Downstairs in the kitchen, the same approach meant Mark selected a countertop from Minerva, which makes solid work surfaces. These manufactured surfaces look and feel like stone, but are robust, don’t require specialist installation, and offer plenty of flexibility with seamless joints.

“We also chose a resin-based grout , as we didn’t want it looking scruffy within a short time,” says Mark.

The cosiness factor of this little cottage cannot be overstated, and has been further enhanced by the new wood-burning stove. While not necessary in a practical sense, the fire creates that indefinable sense of ‘hygge’ that makes a Cornish cottage, especially in winter, so desirable. There are nice details throughout the cottage, such as the vaulted ceilings upstairs, which give a sense of space. James at Lily Lewarne also designed curved walls – upstairs, these are a clever solution that allow sufficient space to meet Building Regulations on the landing, while also creating visual interest.
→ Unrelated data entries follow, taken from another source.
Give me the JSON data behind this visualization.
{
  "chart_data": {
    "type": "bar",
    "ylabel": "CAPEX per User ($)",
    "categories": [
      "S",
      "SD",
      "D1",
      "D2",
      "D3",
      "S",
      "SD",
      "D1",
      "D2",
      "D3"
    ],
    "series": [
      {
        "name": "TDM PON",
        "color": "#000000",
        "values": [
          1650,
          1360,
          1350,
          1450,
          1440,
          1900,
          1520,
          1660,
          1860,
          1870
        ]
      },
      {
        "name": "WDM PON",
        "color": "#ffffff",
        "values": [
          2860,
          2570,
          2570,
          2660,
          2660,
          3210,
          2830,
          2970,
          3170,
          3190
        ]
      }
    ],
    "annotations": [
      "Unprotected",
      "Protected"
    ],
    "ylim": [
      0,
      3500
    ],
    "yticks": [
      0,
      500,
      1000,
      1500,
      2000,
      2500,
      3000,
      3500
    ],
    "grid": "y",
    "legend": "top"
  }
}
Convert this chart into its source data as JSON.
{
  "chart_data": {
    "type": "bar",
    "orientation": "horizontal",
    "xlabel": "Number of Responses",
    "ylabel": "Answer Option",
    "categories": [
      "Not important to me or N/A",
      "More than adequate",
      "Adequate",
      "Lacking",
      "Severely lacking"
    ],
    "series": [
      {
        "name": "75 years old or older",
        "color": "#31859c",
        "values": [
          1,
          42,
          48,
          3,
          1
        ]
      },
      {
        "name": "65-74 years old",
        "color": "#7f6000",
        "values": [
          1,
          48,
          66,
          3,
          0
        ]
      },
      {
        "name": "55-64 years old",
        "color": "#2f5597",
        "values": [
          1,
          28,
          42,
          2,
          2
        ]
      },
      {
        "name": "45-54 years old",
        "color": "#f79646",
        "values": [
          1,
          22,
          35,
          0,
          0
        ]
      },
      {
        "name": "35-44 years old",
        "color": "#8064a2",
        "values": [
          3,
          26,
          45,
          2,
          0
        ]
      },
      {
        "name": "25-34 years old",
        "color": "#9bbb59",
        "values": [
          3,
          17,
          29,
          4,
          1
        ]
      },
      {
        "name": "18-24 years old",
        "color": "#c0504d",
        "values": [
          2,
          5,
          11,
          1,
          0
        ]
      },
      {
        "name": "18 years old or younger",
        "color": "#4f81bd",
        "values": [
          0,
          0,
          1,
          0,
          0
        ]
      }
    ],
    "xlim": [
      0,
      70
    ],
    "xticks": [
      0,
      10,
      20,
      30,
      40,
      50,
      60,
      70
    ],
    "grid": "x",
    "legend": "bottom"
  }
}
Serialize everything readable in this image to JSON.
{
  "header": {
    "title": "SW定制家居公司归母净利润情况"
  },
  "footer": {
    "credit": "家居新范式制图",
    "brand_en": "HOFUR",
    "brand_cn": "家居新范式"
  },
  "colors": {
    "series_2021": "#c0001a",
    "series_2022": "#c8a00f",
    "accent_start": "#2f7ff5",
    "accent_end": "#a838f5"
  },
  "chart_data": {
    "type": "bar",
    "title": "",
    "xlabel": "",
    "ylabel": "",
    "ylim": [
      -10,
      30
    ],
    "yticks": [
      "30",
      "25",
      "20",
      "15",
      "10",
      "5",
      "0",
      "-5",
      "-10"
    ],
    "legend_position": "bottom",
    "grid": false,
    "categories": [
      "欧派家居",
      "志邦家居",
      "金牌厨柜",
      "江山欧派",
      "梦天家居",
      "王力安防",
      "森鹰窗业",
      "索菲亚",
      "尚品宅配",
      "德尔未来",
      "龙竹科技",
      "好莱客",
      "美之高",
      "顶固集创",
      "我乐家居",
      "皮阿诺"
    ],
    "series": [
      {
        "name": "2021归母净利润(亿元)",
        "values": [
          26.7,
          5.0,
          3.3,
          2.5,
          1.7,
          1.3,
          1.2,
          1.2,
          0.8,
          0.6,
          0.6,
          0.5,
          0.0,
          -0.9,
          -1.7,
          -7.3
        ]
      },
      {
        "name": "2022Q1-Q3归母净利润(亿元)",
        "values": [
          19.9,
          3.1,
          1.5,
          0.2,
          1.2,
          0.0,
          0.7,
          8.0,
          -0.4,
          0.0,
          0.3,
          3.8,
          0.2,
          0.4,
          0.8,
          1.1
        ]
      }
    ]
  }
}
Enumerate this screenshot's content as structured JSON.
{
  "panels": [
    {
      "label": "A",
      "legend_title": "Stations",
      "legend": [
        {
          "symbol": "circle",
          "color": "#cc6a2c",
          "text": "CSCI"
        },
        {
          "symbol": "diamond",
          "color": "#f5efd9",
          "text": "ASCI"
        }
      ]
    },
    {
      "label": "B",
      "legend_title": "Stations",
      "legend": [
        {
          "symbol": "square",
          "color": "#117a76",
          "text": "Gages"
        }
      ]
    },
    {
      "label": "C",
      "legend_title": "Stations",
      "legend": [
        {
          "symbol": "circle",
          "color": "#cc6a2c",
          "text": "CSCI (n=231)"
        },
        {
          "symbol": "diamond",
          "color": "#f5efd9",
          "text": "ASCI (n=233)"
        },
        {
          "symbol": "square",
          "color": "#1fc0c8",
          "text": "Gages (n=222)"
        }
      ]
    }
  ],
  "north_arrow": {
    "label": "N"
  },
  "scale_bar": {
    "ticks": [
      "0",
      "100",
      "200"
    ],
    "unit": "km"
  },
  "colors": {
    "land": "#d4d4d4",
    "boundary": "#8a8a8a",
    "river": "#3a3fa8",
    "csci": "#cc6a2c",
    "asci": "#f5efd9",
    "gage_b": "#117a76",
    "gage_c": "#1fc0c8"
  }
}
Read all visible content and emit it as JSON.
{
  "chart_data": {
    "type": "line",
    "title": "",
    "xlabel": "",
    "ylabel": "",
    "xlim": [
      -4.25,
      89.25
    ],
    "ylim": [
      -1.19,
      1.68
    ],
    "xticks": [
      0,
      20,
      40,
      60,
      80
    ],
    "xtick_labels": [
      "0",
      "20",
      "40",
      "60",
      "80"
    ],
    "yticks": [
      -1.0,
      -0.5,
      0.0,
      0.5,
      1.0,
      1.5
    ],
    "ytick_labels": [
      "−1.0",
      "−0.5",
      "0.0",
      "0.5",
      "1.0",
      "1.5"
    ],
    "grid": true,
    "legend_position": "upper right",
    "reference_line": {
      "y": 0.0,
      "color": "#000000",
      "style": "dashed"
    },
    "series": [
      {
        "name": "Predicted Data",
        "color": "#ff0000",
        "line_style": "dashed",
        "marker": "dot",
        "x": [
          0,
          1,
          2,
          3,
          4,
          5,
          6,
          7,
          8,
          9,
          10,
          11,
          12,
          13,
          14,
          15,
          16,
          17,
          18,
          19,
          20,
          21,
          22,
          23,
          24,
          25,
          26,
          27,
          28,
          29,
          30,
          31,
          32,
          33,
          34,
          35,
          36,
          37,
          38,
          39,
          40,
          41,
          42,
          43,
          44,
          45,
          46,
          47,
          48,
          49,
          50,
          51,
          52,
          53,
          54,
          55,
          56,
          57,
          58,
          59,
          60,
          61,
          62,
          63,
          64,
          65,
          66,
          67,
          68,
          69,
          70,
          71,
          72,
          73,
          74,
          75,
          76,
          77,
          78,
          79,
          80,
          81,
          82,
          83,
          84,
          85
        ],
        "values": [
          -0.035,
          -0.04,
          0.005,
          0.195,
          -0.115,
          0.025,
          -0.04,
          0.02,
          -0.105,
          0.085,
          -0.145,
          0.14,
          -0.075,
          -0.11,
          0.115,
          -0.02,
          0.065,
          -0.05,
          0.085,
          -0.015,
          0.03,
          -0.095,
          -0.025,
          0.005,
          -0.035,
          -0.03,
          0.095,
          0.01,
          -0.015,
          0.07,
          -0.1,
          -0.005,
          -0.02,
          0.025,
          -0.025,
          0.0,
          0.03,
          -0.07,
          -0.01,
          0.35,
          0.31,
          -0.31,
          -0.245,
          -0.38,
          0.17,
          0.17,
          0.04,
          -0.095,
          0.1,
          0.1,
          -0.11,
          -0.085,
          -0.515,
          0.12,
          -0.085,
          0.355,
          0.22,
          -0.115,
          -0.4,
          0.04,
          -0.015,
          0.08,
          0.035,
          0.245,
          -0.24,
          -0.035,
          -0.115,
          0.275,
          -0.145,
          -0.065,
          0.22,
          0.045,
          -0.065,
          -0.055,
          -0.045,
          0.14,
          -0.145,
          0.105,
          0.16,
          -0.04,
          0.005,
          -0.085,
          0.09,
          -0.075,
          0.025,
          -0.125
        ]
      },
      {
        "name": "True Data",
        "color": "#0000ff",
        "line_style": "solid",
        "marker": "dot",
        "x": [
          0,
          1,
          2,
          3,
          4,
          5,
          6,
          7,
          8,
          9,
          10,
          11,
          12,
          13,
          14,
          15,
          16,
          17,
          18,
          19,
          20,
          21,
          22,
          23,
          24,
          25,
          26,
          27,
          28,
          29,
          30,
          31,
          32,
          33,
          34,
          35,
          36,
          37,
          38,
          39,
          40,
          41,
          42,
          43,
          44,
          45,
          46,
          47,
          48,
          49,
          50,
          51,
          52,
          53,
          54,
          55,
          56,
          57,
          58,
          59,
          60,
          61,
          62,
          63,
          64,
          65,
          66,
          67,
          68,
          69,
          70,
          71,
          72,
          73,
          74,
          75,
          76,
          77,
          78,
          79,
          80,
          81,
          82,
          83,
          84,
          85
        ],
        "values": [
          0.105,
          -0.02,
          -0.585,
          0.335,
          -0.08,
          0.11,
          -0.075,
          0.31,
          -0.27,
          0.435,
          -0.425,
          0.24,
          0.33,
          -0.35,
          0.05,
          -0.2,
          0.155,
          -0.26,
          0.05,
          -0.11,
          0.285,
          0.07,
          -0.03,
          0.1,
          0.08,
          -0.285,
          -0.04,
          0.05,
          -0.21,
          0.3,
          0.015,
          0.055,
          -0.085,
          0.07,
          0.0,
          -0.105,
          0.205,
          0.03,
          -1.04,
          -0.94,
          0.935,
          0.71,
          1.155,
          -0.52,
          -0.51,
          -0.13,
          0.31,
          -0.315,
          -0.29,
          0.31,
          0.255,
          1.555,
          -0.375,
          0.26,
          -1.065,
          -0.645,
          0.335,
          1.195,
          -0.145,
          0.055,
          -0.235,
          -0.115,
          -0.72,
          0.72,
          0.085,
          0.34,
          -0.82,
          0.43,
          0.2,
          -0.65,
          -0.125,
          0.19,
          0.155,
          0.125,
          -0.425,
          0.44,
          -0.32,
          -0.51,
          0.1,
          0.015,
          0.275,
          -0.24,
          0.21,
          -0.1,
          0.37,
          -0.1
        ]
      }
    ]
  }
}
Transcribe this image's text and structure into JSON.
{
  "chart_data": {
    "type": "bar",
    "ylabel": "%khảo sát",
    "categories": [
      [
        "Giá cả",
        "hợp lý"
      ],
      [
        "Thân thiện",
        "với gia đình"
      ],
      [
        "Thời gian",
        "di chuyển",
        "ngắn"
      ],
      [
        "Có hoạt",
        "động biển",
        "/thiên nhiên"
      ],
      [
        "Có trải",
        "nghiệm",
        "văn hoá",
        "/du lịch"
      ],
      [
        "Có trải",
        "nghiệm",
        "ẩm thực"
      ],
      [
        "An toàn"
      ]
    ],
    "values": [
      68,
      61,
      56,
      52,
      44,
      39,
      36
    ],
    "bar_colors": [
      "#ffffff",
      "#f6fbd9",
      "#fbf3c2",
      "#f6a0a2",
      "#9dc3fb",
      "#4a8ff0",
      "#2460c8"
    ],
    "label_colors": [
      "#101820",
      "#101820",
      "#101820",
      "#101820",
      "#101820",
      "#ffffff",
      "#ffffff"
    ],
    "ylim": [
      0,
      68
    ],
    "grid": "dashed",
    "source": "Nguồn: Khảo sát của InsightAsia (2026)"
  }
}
When it came to the finishes and furnishings, Mark worked with Cornish Gems Interior Design and has only praise for their work.

“Tara did an amazing job. She listened to us and came up with great ideas.”

Mark’s biggest challenge was the impact of Covid on global supply chains.

“It didn’t impact us at first,” admits Mark. “But what we didn’t realise was that costs would end up double those we had originally anticipated.” This explosion in costs has altered Mark’s plans for the cottage and it is now a holiday cottage for the immediate future. Yet Mark, who has a young family, sees it as a prospective home for one of his children, or even his niece.

“The cottage won’t ever leave our family now,” he says.

The cottage was completed in autumn 2023 and Mark says he is happy “to see the lights on.” Yet, for him, the real satisfaction has been in rescuing a beautiful traditional property with which his family has such a close connection.

“We’ve spent 20 years watching this place fall to pieces in front of us,” says Mark. However, all that is now a thing of the past, and Farrar Cottage has a new rosy future at the heart of the Semmens family, with the fabric secured for the next 200 years.

“It looks amazing,” Mark proudly sums up. “As I come down the lane and turn the corner, it really does have that ‘wow’ factor.”